All over the Western World, people are increasingly discontented with the political system or simply turning their backs on it. Extremism and isolationism is on the rise. And who can ignore the elephant in the room: ‘The Donald’?
If anyone had told me two years ago that Donald Trump would almost certainly be the Republican presidential candidate, I would have thought them completely mad. Next they’ll be telling me that Leicester City will win the English Premier League. Now, there is a real chance that he might become president of the United States, with his finger on the nuclear button.
Why is this happening? Today’s politicians seem more out of touch than ever with the ‘man (or woman) in the street’. We are governed by a professional political elite rather than people who reflect ourselves. Trump’s main shtick is his ‘one-of-us’ anti-establishment credential, which sounds pretty rich coming from a billionaire who inherited wealth.
Old school ties
A recent study conducted by the UK government’s Social Mobility and Child Poverty Commission showed that 33 percent of UK MPs were educated at private schools and 24 percent of them went to Oxbridge. Regarding the population as a whole that compares to 7 and just under 1 percent respectively. Also, only 23 percent of MPs are women, although women make up 51 percent of the population. So not much like us there, then.
In Denmark, there is an increasing number of ‘career politicians’ who’ve risen through the ranks of their party’s youth organisations. They may (or may not) have completed an academic education, but most have not had any experience of the ‘real world’ (i.e real work).
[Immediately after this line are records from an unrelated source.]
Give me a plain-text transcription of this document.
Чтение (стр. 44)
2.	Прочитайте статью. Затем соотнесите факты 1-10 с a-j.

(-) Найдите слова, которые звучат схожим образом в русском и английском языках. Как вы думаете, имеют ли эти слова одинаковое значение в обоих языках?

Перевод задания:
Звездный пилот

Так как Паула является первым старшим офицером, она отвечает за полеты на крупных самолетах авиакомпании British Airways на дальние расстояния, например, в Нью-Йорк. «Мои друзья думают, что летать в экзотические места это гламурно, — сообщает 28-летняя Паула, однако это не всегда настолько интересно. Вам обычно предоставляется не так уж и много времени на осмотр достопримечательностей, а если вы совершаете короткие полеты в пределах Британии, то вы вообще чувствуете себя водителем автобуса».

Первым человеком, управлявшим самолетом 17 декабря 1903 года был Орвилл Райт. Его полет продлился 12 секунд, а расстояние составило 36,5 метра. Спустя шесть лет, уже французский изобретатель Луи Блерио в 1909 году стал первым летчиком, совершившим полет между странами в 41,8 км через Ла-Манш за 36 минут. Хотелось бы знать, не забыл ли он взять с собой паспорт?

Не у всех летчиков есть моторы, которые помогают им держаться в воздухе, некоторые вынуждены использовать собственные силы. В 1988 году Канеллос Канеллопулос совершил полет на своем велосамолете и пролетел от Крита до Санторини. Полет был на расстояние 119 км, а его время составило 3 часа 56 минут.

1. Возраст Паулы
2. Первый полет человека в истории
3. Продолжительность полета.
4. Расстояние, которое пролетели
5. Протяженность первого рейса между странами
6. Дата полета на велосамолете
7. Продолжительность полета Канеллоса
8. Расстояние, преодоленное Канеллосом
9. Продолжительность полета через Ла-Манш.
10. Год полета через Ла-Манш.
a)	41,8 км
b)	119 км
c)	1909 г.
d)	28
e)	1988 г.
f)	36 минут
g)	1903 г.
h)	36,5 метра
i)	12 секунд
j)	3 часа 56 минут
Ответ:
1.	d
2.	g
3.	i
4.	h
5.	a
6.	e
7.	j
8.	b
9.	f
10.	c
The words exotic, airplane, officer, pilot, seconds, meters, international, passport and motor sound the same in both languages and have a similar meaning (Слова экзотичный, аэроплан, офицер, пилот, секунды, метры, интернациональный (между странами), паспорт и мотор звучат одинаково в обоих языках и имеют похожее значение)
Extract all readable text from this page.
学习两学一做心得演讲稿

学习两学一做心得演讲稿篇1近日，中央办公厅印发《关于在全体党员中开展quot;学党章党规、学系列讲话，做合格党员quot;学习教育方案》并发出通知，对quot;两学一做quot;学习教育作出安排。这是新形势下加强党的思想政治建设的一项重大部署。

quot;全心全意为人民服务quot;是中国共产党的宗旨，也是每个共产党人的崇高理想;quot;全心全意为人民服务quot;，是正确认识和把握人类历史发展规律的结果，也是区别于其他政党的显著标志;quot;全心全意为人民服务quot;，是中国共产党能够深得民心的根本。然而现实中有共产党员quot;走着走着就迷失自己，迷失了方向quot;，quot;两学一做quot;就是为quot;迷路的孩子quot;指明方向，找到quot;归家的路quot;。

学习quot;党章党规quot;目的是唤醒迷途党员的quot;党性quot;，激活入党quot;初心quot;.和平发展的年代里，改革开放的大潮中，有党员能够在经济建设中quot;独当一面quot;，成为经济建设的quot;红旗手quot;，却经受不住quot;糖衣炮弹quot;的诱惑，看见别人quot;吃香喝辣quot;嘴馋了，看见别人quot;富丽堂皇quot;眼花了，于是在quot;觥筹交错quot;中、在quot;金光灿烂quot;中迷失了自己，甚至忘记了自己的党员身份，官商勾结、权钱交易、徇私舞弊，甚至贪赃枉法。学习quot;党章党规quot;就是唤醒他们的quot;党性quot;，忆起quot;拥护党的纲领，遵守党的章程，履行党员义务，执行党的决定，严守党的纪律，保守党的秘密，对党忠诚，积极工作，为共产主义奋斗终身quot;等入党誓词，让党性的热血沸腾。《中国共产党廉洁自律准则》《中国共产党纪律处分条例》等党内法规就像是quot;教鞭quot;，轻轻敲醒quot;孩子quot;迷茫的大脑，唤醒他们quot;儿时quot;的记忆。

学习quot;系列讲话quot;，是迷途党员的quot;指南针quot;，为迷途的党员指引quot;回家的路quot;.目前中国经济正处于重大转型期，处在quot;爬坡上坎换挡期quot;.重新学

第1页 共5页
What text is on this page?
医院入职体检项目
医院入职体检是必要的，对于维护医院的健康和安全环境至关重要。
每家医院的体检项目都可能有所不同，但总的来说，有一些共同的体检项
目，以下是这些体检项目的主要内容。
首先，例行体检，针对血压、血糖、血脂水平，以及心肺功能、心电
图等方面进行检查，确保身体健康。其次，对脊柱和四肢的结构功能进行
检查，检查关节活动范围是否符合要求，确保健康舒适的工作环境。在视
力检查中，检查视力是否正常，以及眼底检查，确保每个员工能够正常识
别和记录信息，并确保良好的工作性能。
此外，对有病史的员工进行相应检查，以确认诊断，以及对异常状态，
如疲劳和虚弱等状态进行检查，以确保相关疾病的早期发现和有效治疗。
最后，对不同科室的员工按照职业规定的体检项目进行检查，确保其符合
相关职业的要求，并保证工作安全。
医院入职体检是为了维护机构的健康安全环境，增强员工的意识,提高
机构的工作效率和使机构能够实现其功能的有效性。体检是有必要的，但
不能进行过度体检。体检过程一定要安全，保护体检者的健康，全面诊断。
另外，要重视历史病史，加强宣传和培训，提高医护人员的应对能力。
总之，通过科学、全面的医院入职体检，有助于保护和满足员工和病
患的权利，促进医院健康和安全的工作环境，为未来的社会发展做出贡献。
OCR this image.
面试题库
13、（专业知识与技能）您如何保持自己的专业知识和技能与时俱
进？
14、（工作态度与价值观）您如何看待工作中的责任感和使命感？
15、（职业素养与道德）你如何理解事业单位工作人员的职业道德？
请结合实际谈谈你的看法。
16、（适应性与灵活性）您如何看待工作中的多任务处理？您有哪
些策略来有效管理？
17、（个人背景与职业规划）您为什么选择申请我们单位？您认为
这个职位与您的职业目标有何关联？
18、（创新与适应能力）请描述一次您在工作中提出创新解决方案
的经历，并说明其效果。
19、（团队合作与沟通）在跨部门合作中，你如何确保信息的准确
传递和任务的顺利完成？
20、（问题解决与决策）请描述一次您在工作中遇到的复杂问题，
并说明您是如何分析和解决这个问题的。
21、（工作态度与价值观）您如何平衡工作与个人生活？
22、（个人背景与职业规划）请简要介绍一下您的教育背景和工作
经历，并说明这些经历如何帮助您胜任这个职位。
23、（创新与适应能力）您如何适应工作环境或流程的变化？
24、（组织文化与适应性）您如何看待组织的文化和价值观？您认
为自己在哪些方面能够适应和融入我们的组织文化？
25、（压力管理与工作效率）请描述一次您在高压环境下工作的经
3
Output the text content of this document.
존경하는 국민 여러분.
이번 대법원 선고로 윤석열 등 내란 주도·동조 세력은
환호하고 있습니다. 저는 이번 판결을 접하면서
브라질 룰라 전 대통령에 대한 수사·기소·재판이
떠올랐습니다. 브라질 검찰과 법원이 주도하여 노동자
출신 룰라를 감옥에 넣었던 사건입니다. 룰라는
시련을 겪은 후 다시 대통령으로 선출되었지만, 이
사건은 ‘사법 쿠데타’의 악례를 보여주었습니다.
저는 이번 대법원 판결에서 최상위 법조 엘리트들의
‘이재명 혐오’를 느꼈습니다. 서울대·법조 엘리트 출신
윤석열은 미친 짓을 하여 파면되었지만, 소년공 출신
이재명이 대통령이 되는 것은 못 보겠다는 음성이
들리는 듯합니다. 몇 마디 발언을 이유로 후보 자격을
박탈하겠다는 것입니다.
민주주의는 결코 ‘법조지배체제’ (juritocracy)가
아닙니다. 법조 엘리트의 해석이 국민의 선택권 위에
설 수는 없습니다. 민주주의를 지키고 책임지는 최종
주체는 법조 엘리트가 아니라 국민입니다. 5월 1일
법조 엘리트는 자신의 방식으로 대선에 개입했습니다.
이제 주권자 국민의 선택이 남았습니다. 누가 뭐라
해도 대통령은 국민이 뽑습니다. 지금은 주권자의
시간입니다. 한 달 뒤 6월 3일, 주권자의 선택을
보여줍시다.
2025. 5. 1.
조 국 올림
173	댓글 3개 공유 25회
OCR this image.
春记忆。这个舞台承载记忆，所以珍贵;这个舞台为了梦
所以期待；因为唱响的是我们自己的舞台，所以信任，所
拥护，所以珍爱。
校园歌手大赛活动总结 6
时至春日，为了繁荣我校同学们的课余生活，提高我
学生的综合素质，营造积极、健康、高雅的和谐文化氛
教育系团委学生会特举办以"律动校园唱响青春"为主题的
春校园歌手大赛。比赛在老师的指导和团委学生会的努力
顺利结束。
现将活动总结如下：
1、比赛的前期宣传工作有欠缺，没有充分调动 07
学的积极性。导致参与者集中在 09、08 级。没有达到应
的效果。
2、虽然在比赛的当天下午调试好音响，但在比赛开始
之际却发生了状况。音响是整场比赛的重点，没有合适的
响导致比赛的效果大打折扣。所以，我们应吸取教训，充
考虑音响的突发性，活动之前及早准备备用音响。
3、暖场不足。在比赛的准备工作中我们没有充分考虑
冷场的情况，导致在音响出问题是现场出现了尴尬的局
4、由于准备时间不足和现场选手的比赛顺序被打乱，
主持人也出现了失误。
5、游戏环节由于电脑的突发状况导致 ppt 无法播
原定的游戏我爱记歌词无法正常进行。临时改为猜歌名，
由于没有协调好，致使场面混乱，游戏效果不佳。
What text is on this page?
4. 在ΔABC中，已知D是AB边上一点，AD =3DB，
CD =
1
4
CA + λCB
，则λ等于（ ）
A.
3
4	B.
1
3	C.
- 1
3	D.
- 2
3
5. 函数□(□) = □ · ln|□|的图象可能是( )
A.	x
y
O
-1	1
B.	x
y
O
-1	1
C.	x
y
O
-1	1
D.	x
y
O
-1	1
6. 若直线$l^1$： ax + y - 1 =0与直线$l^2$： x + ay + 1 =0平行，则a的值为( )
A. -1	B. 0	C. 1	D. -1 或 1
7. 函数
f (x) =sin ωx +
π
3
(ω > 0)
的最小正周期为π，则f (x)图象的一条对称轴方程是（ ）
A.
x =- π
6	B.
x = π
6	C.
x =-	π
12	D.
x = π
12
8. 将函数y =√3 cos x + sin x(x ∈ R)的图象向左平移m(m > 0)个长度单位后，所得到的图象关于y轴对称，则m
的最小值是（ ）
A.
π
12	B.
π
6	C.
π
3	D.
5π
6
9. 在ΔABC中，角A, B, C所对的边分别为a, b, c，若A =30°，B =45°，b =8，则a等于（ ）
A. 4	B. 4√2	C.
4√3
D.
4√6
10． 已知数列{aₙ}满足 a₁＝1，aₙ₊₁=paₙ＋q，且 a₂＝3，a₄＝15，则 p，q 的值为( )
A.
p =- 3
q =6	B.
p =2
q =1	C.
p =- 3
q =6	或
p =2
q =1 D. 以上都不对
We often see Danish MPs or local politicians changing parties once elected. This shows an arrogant attitude towards the electorate and comes across as a cynical career move. Added to that is the unedifying sight of MPs awarding themselves superlative salary and pension packages whilst preaching austerity and imposing cuts on everyone else.
Lies, damned lies, statistics
Then there is spin and lies. The EU referendum campaign in the UK has become increasingly acrimonious and dirty. Both sides are being ‘economical with the truth’. A good example is Boris Johnson’s claim that the EU costs the UK £350 million per week, which is also emblazoned on his campaign bus. In fact, due to the rebate negotiated by Margaret Thatcher, this amount is only £248 million per week. Factor in money returned in various grants and subsidies and a figure of £136 million per week emerges.
An item on the Politicus USA website states that 91 percent of Donald Trump’s claims have been examined and found to be false. In 2015 he won a Politifact Award for the ‘Lie of the Year’. Out of 77 statements that were checked, 76 were mostly false or downright lies.
This kind of behaviour alienates ordinary voters, who just want good government and to make their views heard through the democratic process. If they also feel that elected politicians no longer represent them and are ignoring them once in power, they will stay home instead of voting. That leaves the field clear for extremists, and then we will really be in trouble.